Although they haven't played Electronic Arts' Need for Speed Carbon, anyone who's seen that game's cinematics will get an idea of what the in-game world of Gamebox 1.0 looks like. The film stars Nate Richert (Sabrina the Teenage Witch) as a videogame tester who watched his girlfriend, Kate (Danielle Fishel of Dorm Daze 1 and 2), killed by a dirty cop, Robert Hobbes (played by veteran TV actor Patrick Kilpatrick). When he's sent a new videogame system, which is so advanced it doesn't even require a monitor or visor, Nate literally enters a 3D game world and must rescue Kate, who's now a character called Princess, from Ao Shun (also played by Kilpatrick).
"We spent a lot of time with the look trying to create something that gamers could relate to, where it wasn't a perfect movie, but it was more the experience of playing a game," said David. "We wanted to play on the concepts like repeat mode and checkpoints and when you die to come back a few minutes beforehand in the situation.

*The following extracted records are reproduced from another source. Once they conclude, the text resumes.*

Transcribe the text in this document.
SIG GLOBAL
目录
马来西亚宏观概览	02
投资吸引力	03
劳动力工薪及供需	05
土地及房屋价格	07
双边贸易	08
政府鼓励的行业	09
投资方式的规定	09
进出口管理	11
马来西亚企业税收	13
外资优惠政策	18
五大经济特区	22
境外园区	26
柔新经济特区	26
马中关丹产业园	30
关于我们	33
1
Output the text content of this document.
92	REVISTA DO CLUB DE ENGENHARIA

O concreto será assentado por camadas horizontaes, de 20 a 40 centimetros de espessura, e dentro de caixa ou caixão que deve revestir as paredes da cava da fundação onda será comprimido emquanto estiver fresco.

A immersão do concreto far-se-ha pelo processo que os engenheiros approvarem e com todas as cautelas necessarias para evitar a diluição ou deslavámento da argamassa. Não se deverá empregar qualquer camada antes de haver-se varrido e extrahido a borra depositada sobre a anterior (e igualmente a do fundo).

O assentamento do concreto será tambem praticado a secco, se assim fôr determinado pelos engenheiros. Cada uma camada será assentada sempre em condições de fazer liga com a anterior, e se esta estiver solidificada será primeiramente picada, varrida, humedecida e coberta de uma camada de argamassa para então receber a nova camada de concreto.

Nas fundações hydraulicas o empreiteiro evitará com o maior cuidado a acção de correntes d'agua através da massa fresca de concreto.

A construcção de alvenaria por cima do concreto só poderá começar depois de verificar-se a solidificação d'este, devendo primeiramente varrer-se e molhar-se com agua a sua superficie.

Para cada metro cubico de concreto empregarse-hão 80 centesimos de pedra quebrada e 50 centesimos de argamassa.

We hadn't really seen that before."
The Hillenbrands worked with riggings that are often used in music videos, strapping them to the back of an actor to give a locked, over-the-shoulder perspective similar to those found in action games like Gears of War.
"It's challenging to do this when you combine it with the environments and you do it on a green screen to have that type of locked movement," said David. "We feel it really thrusts you in between, like a hybrid, where you feel like you're watching a movie but you're getting a videogame experience."

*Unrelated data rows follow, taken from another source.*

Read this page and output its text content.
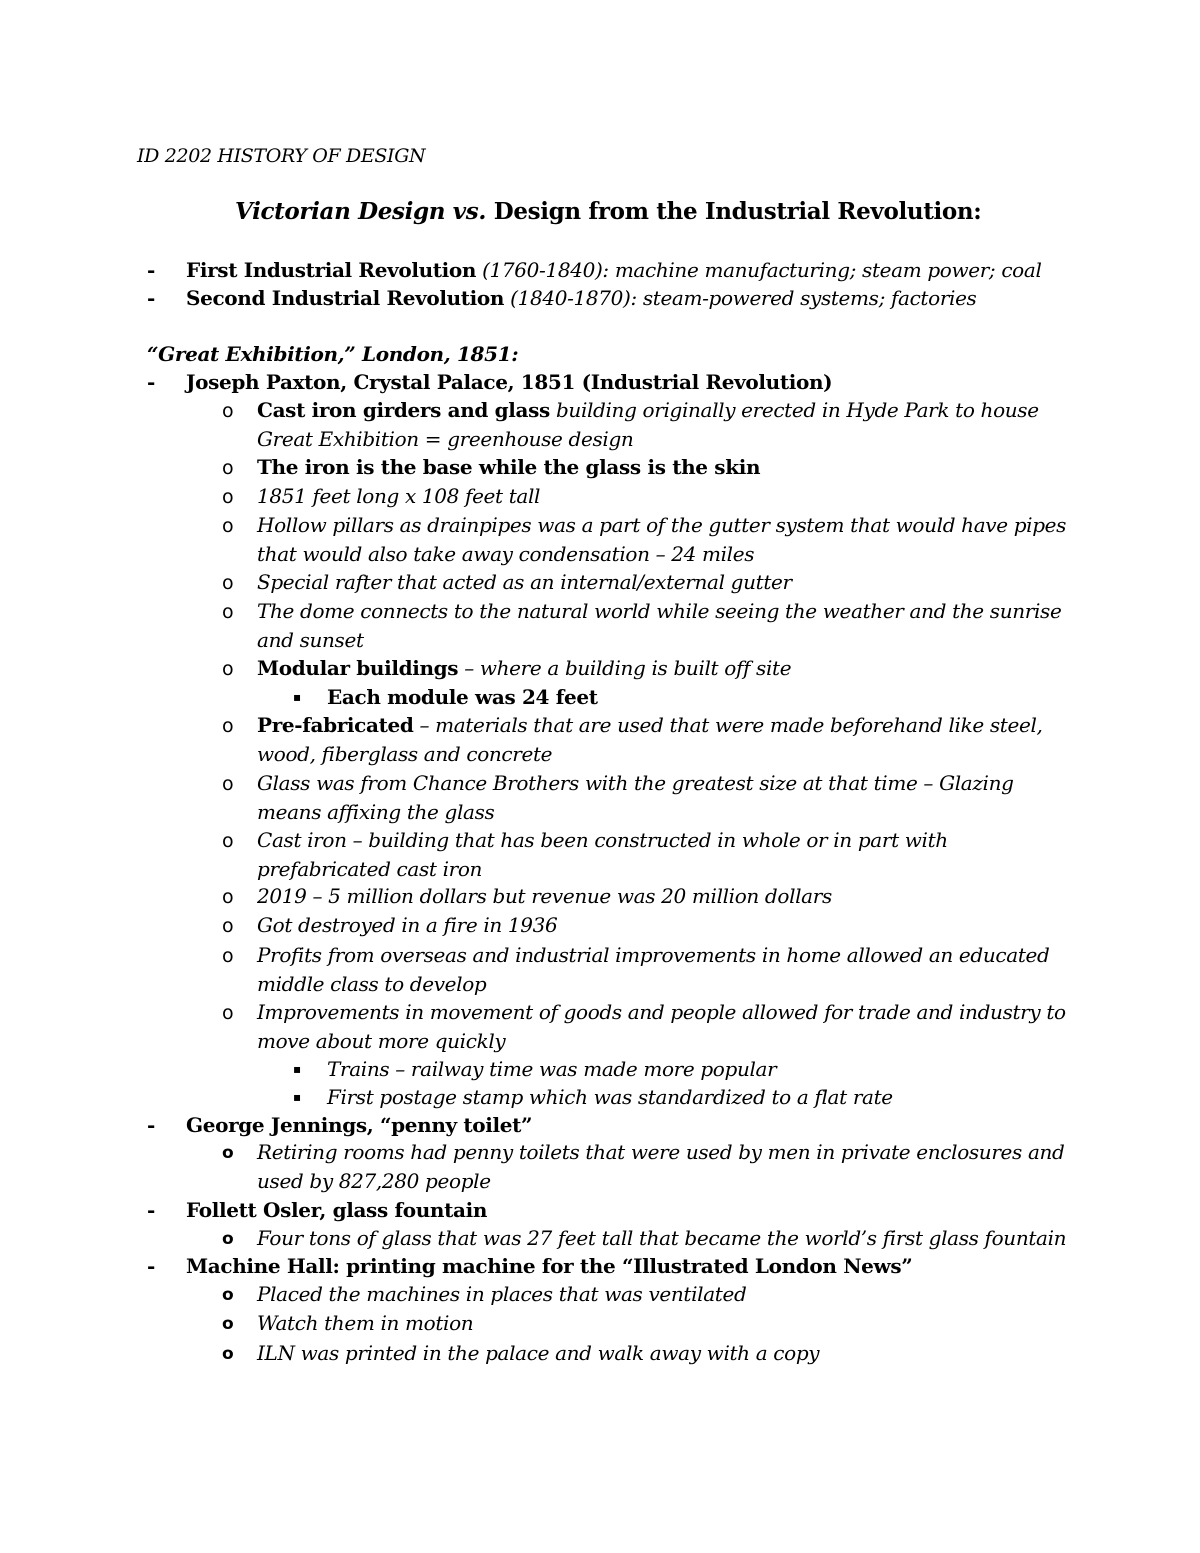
ID 2202 HISTORY OF DESIGN
Victorian Design vs. Design from the Industrial Revolution:
- First Industrial Revolution (1760-1840): machine manufacturing; steam power; coal
- Second Industrial Revolution (1840-1870): steam-powered systems; factories
“Great Exhibition,” London, 1851:
- Joseph Paxton, Crystal Palace, 1851 (Industrial Revolution)
o Cast iron girders and glass building originally erected in Hyde Park to house
Great Exhibition = greenhouse design
o The iron is the base while the glass is the skin
o 1851 feet long x 108 feet tall
o Hollow pillars as drainpipes was a part of the gutter system that would have pipes
that would also take away condensation – 24 miles
o Special rafter that acted as an internal/external gutter
o The dome connects to the natural world while seeing the weather and the sunrise
and sunset
o Modular buildings – where a building is built off site
▪ Each module was 24 feet
o Pre-fabricated – materials that are used that were made beforehand like steel,
wood, fiberglass and concrete
o Glass was from Chance Brothers with the greatest size at that time – Glazing
means affixing the glass
o Cast iron – building that has been constructed in whole or in part with
prefabricated cast iron
o 2019 – 5 million dollars but revenue was 20 million dollars
o Got destroyed in a fire in 1936
o Profits from overseas and industrial improvements in home allowed an educated
middle class to develop
o Improvements in movement of goods and people allowed for trade and industry to
move about more quickly
▪ Trains – railway time was made more popular
▪ First postage stamp which was standardized to a flat rate
- George Jennings, “penny toilet”
o Retiring rooms had penny toilets that were used by men in private enclosures and
used by 827,280 people
- Follett Osler, glass fountain
o Four tons of glass that was 27 feet tall that became the world’s first glass fountain
- Machine Hall: printing machine for the “Illustrated London News”
o Placed the machines in places that was ventilated
o Watch them in motion
o ILN was printed in the palace and walk away with a copy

Because players can go anywhere in videogames today, the directors wanted the audience to experience multiple game genres from the perspective of Charlie in the film. They opened up the world, allowing Charlie, who's such a good gamer, the ability to figure out his main goals along the way.
"We wanted to jumble games like Grand Theft Auto, Resident Evil, Halo, and Warcraft all together," said David. "We decided to have the three basic games, Crime Spree, Zombie Land and Alien Planet and then let things get chaotic."
"We did a big study of videogames before writing this," said Scott. "With Crime Spree we wanted it to be clear; we wanted the audience to say it's just like the world of Grand Theft Auto and the urban shoot-em-up games."
With the film being shot back in 2004, the directors were just before the next generation of consoles launched. So although gamers will watch the DVD and see "old" systems like Xbox instead of Xbox 360 and Game Boy Advance SP instead of Nintendo DS, the Hillenbrands said it does add something to the character of Charlie. Since he's lost his girlfriend, he's basically been lost to the world. He's stopped living, and his apartment reflects those older game systems.
"At the time there was that PC game where you could take a picture of your boss and kill him in the game," said David. "The concept of Gamebox 1.0 was 'What would it be like to live in the world of one of these games?' and then 'How would I use my knowledge of playing games to survive?'"
The Gamebox 1.0 system allows Charlie to take pictures of his friends, who are then inserted into the game world as characters. This allowed the directors to work with a relatively small cast that assumed two roles, one in the real world and one in the virtual—a la TRON.
It seems like the hard work the directors have put into this film has paid off. They're currently talking to several studios about reinventing the film with a bigger budget for a theatrical release.